As a child, my video games of choice would usually be strategy based, whether it was Sim City or Football Manager. It’s easy to look on the hours spent playing these games as time wasted, but a recent study from Indiana University suggests that analyzing how players operate in such games could provide a valuable insight into how they operate in the real world.
The researchers used a popular football management game as their petri dish, analyzing over half a million participants and the financial choices they made in the game. The researchers believe their findings could open up the possibility of conducting ‘big data’ research in game environments.
Big data gaming
“Our work shows that huge social experiments with game worlds and their thousands of players are not only feasible but also relevant for real-world society,” they explain. “We could use huge game worlds to practice better economic policy, or even responding to things like the Las Vegas shootings.”

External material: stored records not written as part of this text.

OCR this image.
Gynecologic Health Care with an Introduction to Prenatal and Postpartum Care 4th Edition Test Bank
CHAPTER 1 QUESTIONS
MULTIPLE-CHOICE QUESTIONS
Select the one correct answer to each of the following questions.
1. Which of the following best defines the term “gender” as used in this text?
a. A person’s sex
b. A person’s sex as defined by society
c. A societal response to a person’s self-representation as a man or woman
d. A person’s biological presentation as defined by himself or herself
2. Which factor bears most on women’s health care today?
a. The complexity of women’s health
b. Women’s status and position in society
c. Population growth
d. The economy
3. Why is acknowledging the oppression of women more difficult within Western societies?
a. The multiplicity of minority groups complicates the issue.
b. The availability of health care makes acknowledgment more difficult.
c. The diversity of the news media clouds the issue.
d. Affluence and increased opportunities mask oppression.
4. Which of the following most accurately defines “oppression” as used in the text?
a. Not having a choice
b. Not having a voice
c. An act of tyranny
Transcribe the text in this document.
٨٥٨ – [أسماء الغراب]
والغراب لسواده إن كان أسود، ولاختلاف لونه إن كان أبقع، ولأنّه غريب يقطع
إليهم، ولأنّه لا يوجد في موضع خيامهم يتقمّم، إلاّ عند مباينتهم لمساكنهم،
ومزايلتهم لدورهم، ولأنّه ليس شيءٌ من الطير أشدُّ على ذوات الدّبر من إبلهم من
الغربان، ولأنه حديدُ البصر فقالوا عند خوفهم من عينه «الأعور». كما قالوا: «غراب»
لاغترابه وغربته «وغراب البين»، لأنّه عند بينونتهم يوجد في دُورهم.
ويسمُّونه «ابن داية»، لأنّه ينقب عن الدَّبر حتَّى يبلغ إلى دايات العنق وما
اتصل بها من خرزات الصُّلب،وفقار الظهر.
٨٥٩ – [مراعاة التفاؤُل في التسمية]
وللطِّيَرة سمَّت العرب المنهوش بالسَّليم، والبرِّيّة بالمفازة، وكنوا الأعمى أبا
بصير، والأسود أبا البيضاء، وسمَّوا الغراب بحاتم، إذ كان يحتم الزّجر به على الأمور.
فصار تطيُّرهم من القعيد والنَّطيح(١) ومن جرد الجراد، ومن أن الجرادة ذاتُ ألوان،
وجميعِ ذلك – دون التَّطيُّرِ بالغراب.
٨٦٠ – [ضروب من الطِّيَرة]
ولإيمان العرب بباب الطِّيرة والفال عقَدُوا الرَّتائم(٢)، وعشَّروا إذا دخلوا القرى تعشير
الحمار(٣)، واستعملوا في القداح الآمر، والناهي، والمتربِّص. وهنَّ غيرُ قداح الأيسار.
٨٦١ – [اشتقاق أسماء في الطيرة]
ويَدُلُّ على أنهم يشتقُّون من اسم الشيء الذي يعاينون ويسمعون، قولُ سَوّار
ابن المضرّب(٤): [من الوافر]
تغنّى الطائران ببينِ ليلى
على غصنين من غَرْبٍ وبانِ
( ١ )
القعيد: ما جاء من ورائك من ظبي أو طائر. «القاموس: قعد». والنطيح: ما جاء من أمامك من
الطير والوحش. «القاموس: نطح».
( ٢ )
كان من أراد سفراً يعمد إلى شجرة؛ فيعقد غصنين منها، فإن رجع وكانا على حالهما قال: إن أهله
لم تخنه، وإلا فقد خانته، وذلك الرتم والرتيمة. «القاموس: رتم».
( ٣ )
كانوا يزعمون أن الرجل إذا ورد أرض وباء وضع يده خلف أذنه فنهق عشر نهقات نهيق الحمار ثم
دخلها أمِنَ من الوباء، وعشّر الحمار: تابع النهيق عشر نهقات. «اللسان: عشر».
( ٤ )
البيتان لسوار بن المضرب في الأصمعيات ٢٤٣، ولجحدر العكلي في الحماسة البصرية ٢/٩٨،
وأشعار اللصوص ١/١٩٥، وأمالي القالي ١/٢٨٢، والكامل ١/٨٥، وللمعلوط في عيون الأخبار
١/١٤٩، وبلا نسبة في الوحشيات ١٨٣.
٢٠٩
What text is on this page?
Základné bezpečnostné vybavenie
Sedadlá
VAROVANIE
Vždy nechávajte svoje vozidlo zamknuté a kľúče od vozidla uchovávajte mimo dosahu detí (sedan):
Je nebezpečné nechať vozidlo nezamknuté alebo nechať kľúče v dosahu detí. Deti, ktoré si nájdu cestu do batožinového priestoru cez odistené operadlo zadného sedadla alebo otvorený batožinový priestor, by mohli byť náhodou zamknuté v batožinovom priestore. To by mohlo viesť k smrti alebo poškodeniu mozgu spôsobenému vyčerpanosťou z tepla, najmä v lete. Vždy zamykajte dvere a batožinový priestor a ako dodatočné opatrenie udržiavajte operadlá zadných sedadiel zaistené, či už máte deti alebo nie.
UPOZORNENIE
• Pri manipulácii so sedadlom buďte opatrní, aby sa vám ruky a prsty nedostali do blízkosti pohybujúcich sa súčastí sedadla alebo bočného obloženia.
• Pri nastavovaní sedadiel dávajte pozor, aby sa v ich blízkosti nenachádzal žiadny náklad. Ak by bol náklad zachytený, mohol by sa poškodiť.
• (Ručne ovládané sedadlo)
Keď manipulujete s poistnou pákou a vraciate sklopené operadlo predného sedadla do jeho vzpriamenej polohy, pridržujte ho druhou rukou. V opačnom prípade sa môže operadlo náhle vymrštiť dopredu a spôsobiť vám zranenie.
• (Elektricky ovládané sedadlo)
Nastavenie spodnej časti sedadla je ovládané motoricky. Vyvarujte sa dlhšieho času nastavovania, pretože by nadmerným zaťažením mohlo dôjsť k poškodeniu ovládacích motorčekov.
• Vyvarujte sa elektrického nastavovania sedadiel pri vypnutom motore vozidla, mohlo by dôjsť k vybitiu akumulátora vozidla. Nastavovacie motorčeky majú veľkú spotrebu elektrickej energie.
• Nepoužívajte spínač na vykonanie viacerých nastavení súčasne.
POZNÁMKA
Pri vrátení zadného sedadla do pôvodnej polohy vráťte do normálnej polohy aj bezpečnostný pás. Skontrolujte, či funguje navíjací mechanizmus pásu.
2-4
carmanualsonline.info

The experiment saw participants given seed money to get started with an online football game. Their behavior was then monitored alongside those who weren’t given such a ‘seed investment’. Not only did those given a boost spend more in the game, they also backed this up with their own money at a later stage.
“This suggests that a positive change in the money supply in a virtual context leads to inflation and increased money demand, and does so much more quickly than in real economies,” the authors suggest. “Differences between virtual and real currency behavior will become more interesting as virtual currency becomes a bigger part of the real economy.”
The authors contend that these kind of experiments would previously have been conducted using virtual simulations to predict outcomes, but of course these seldom used real people. As such they have questionable relevance. Game environments offer the opportunity to study real people making virtual choices on a huge scale.
“We explored monetary policy in these environments by changing the money supply and observing money demand,” the authors say. “We found that giving people more money caused inflation, which increased the demand for money. These are exactly the effects you would expect to find in the real-world economy. In other words, once again, social behavior in a virtual world closely parallels social behavior in the real world.”
The researchers believe the approach could have various applications. For instance, they’re confident it could be used to predict the effect of various policies. They suggest that such virtual environments allow policy makers to test out policies, such as in healthcare, without actually having to implement it. All you’d need is a game whereby characters get sick and where players are incentivized to both spend money wisely and care for others.
I’ve written a few times about games for social good, but to date most of these have been in the hard sciences. It’s nice to see economics potentially getting in on the act too.